Senja dan Malam Dalam Diam

Zamzami Nurrohmat
Karya Zamzami Nurrohmat Kategori Psikologi
dipublikasikan 06 Maret 2016
Senja dan Malam Dalam Diam

Langit senja dan sepenggal cerita.
Kuningmu masih tetap hadir, tepat setelah hujan reda.
Regu burung bersahutan, namun tak menari di antara awan.

Kisah yang enggan aku ceritakan, terkecuali bintang dan senja hadir di pagi hari.
Bersama gerimis yang tipis, lantutan pujian menyembah Sang Hyang.

Terdiam, bersanding gelas plastik bercerita kopi yang asik.
Sendu yang seharusnya menderu, ku redam dalam dalam.
Bahkan, air yang tenggelam ke dalam tanah pun tampak tak berdaya.

Arti kehilangan, hanya jelas dirasakan jika ku merasa memiliki senja namun segera direbut malam.

Sedetik ku teguk kopi
Sengaja, sedikit demi sedikit.
Agar aku punya durasi yang lama untuk menikmati senja.
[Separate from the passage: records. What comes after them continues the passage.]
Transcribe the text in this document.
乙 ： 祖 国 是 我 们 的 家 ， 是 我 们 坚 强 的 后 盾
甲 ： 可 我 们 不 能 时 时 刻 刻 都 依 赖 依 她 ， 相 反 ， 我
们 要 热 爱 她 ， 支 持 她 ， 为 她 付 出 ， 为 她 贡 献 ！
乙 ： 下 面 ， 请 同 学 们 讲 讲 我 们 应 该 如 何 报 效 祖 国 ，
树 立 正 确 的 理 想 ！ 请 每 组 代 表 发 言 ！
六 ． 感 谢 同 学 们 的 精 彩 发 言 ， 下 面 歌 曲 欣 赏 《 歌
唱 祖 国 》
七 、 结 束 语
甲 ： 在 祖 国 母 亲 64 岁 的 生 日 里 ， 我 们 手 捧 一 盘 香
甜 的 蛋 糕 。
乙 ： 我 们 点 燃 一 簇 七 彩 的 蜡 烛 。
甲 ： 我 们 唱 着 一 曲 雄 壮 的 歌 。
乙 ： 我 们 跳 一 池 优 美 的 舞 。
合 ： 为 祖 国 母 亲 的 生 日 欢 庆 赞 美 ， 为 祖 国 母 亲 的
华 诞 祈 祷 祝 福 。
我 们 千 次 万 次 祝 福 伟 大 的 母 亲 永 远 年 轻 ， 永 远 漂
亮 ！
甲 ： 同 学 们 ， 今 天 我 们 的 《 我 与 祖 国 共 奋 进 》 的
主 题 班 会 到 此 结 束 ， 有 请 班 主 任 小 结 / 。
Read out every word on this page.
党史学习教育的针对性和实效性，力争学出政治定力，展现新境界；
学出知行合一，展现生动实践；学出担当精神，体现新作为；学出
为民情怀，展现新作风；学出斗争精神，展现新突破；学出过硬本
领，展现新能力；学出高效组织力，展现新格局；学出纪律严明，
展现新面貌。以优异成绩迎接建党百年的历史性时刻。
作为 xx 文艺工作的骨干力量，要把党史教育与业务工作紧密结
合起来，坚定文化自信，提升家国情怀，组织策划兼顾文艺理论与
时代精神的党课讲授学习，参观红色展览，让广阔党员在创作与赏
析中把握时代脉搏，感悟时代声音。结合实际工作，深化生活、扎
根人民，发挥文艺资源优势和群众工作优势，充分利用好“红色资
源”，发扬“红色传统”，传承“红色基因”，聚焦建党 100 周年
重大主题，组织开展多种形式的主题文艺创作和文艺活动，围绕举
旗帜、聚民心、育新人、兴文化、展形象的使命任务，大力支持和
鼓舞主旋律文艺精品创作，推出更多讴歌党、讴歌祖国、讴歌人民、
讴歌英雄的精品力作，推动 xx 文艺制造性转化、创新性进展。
Tidak, senja bukan lagi milikku.
Malam datang sebagai penyelamat.
Bukan sebagai bangsat yang merebut nikmat.

Malam, jaga dan sayangi senja ku.
Hingga suatu hari nanti.
Ku datang menjemputnya.
Tidak juga dengan cara merebut.

Aku lebih suka diam dan menikmati.
Itu pun jika di depan ku masih terpajang kopi.